Suzan Manasreh is a 4th-year Computer Science major studying large-scale computer simulation with Dr. Spencer Bryngelson.

Suzan smiles at the camera, with a simulation on the computer screen behind her.

How long have you been an undergraduate researcher at Georgia Tech?

I got involved with undergraduate research through the Georgia Tech Vertically Integrated Projects (VIP) program in 2023, and then I continued with undergraduate research into 2024 through a Computer Science and Engineering (CSE) lab, so it’s been approximately two years.

How did you get involved with undergraduate research?

In Fall 2022, I took Computer Organization & Programming and discovered I liked low-level C/C++ programming. From there, I wanted to see where I could apply these skills, and the Rogues Gallery VIP looked like a good fit because I could work on computing applications like machine learning and neural networks with new and upcoming computer hardware. There, I worked on projects specifically on spiking neural networks and real-time object detection with the Jetson platform.

In Fall 2023, I attended the UROC (Undergraduate Research Opportunities in Computing) fair and met the PI for a CSE research group that worked on creating large-scale physics simulations. I was able to join after meeting someone that helped me get started setting up my HPC computing environment and was willing to take me on as a fellow undergraduate researcher.

Suzan concentrates on a chess board on the table in front of her.

What are you working on?

Last summer, I mainly worked on maintaining a large Computational Fluid Dynamics (CFD) simulator and helping it support new types of biophysics simulations. The simulator was called RBC3D, and we used it to simulate blood cells flowing through vessel walls. This project required significant amounts of interdisciplinary knowledge across math, physics, computing, graphics, and even anatomy.

To illustrate, all the simulation objects were geometrically defined, so many parts of the algorithm were similar to computer graphics applications. Interactions between particles in the simulation used n-body methods from computational chemistry, requiring me to understand and validate all of this. I also had to have a good knowledge of high-performance computing topics because these simulations sometimes required 100’s of CPU cores all communicating and sending data to each other to run.

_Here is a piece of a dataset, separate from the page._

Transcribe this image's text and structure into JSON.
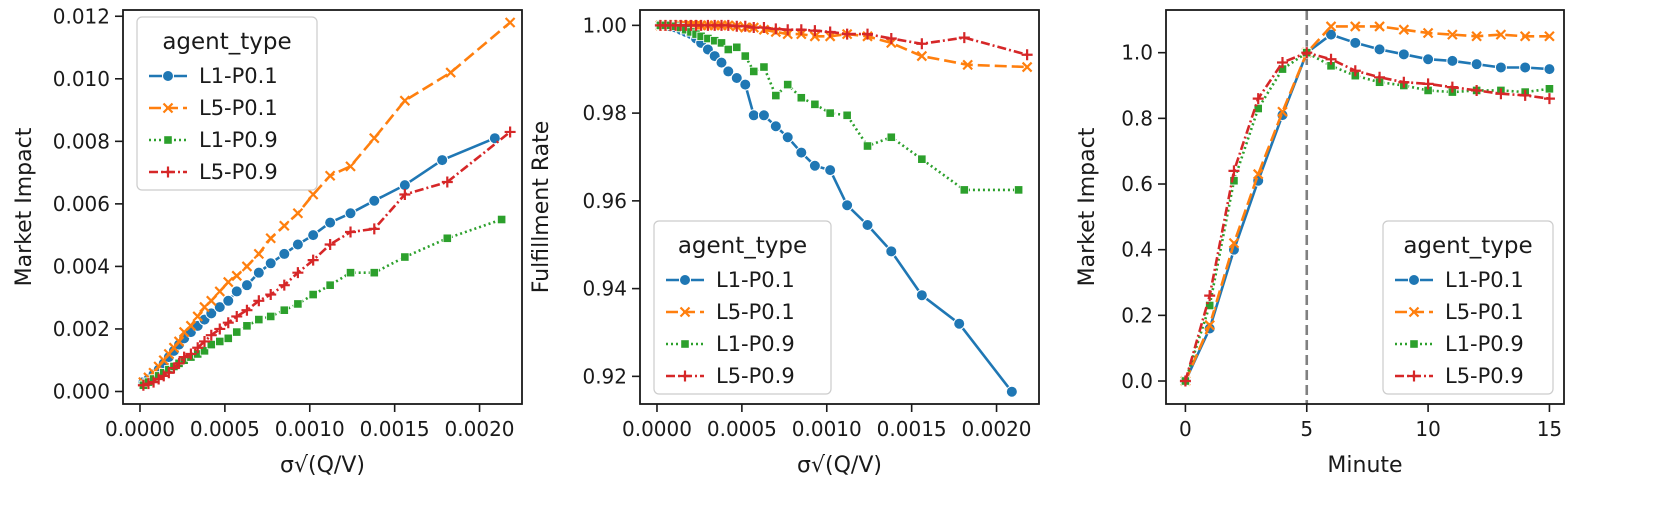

In the end, I created a simulation of red blood cells flowing through a microaneurysm because I could pull meaningful data from this simulation such as wall shear stress on the blood vessel walls to help predict rupture rates and other similar measures. Whilst the project isn’t completely finished, I got to submit the simulation graphics I helped visualize and ray-trace with Paraview and OSPray to SC24’s Art of HPC contest, and my submission got accepted to be displayed this November!

Suzan's simulation of a blood clot on a computer screen.

 

What is your favorite thing about research/researching?

I really like it when my code works! I frequently have to not only read papers and documentation on topics that are difficult to grasp, but I also have to implement methods from them. This code then gets compiled and used to generate simulation data. When the compiler passes, and I get to see the results of something I implemented working correctly, it feels great!

What are your future plans and how has research influenced them?

I recently completed my research assistantship with the CSE lab that I worked in previously, so I’m currently looking for new opportunities, ideally in areas I’ve worked in before like scientific computing and machine learning. I plan to complete the MS partition of BS/MS in CS program at Georgia Tech with the project option, so I not only get to take classes but get to complete another research project here.